Cancer charity scams millions
The Long Island, NY-based group’s directors — Andrew Smith, Debra Koppelman and Patricia Scott — are being accused of using donated funds as their “personal cashmachine,” in the words of New York Attorney General Eric Schneiderman.
Of the $1.4 million the CABC managed to raise in 2008, they only spent less than $400 on mammograms, Schneiderman says. On the other hand, the trio has taken more than $550,000 to put towards their annual salaries, and another $150,000 for pension funding and medical benefits.
The formal charges against Smith, Scott and Loppelman allege that the group engaged in a scheme to defraud and violate the state’s not-for-profit and charitable solicitation laws. The boss at a principle fundraiser of the CABA was also charged with these offenses.
The lawsuit itself, a 42-page filing, says, "In short, [d]efendants have misused and wasted millions of charitable dollars that could have been used to treat and potentially save an untold number of breast cancer victims across this state and country.”
Speaking to FoxNews.com on Wednesday, however, an attorney for the group says that they intend on disputing the charges.
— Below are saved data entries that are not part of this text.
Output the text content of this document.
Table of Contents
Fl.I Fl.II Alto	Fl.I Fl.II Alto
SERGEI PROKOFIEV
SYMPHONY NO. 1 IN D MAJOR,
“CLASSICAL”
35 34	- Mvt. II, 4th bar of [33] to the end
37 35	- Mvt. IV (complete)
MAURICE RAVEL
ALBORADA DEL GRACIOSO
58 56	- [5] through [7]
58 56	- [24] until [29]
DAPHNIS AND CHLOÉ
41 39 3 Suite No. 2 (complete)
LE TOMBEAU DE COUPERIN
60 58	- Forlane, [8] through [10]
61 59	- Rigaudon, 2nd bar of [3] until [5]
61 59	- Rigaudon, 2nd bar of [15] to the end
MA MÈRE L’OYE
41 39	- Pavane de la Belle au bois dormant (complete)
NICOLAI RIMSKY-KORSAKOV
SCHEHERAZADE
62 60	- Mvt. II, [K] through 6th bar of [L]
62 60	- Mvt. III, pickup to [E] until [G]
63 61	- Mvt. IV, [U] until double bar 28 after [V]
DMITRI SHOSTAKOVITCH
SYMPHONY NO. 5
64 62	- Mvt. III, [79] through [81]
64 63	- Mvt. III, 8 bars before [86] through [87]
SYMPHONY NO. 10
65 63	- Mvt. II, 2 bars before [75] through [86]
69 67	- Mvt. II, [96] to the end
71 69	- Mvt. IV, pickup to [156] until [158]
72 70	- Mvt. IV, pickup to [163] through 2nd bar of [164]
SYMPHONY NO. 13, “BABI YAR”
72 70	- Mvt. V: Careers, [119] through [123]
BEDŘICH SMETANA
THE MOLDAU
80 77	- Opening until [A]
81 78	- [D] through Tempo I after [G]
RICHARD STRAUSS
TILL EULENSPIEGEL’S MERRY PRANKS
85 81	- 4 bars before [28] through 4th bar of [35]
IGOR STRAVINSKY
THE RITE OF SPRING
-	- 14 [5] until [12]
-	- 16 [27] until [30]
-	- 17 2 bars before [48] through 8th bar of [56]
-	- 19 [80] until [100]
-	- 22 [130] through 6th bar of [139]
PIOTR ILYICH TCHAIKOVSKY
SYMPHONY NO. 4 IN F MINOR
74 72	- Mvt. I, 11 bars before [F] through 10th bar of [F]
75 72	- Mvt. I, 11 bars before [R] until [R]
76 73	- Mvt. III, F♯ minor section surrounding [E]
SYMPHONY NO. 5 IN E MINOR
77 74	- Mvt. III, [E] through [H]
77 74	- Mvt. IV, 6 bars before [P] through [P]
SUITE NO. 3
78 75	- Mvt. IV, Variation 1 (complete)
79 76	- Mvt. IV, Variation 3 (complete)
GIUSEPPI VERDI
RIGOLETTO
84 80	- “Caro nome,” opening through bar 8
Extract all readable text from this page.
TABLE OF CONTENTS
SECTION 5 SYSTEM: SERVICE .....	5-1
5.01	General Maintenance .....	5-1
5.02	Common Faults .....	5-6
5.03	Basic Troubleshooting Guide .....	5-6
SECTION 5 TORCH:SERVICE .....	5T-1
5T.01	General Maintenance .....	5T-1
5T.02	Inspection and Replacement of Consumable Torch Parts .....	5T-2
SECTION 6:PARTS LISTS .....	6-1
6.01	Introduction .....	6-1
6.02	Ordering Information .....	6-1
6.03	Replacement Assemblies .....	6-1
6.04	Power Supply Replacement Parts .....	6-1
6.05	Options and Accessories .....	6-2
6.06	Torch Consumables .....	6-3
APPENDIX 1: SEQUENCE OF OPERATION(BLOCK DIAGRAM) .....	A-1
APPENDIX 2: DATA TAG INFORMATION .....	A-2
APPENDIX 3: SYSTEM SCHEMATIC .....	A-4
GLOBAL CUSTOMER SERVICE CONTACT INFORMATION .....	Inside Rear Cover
“Although far from a sham organization as falsely stated by the Attorney General, representatives of the organization and their legal counsel have been in discussions with the state's representatives for most of 2011 actively trying to address the issues raised by the state," reads a statement from attorney Greg Lam.
In a statement, Schneiderman says that “This type of scam will not be tolerated in New York, and my office will continue its work to stop charities fraud and hold those who commit it accountable.” He adds that “Instead of benefiting breast cancer victims and their families, millions of dollars were misused for personal benefit.”
“By using a charity as a personal cash machine, the Coalition Against Breast Cancer and Campaign Center shamelessly exploited New Yorkers’ natural sympathies and generosity.”
Without hours of the lawsuit being publicized, the CABC’s website went offline.